The “Percy Jackson and the Olympians” Disney+ series was announced in May 2020, and ever since I have been patiently awaiting the TV adaptations of the books that bred my Greek mythology obsession. I mean, I’m a PLS major reading a ton of ancient greek texts for class; it’s safe to say I never got over it. I knew I would fall in love with the show no matter what (I’ll always be excited for any PJO content, good or bad), but I also found myself analyzing it as a TV show based on quality and writing as well while watching, already knowing the plot well. So how does the show live up to its expectations?
First off, the casting. Author Rick Riordan and the rest of the casting team found some gems to say the least because stars Walker Scobell, Leah Sava Jeffries and Aryan Simhadri have got to be some of the most talented children out there. Scobell, who was Ryan Reynolds’ mini-me from “The Adam Project,” was well known prior to this show, and his attitude was sure to make him the perfect Percy. His co-stars, Jeffries as Annabeth and Simhadri as Grover, two lesser known child actors, stepped up to the plate and gave it their all. Their energy perfectly matched Scobell’s when it came time for Annabeth, Grover and Percy to set off on their quest.

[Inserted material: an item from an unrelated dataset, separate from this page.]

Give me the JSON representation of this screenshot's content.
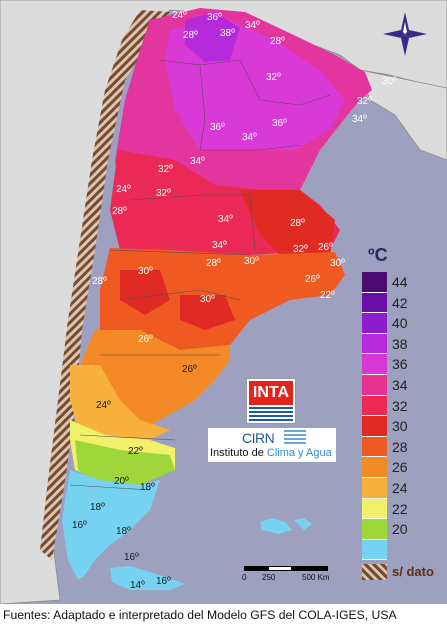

The content of the story required these kids to be extremely versatile, not only acting through emotional and stress-packed scenes, but also being physically trained for their fight scenes, especially for both Scobell and Charlie Bushnell, who plays Luke. Their hard work obviously pays off when watching their fight scene in the last episode. The quality of acting definitely shows that the creators knew the audience they were targeting: both new fans and older fans awaiting the adaptation.
Another aspect of the show that I really appreciated were the sets, especially the sets of the Underworld and Olympus. I think the designers really captured the stillness and eerie nature of the ancient Greek world well, such as in Hades’s empty palace. While the green-screen quality may not have been the best, I appreciated the attempts at making some cool visuals for Olympus and the Lotus Hotel and Casino as well. The design shows how important the inclusion of the author in the creative process is when making an adaptation, and Rick Riordan’s contributions certainly captured the energy of the books on-screen. It was evident that there was a divide between how young Percy, Annabeth and Grover are and how big the places they found themselves in were, both physically and metaphorically.
Overall, the most important thing that the show did right was capture that energy that had the “Percy Jackson” books on every Gen Z kid’s bookshelf growing up. The changing of the plot towards the end was something that I didn’t see coming, and I think that the fact that the narrative was still well resolved had every kind of audience member hooked. Once again, Uncle Rick kept everyone on their toes. You may be wondering why I haven’t once mentioned the movie adaptations, and that’s because, as Riordan himself said in a viral Threads post, we need to “normalize bad movie erasure.” I think that keeping this show in a constant conversation and comparing it with the movies takes away from the success and ability of the show to do right by Percy and his friends. After all, the 2010 Lotus scene will still be available to watch on Disney+; this kids’ show just didn’t need the implication of 12 year olds being drugged. I personally think that the show is worth the watch, not just for its entertainment value, but also for its message of rough family dynamics and representation of kids with unusually hard lives. If you haven’t yet given it a watch, perhaps be like me and buy a Disney+ subscription solely for this. I promise it is worth it.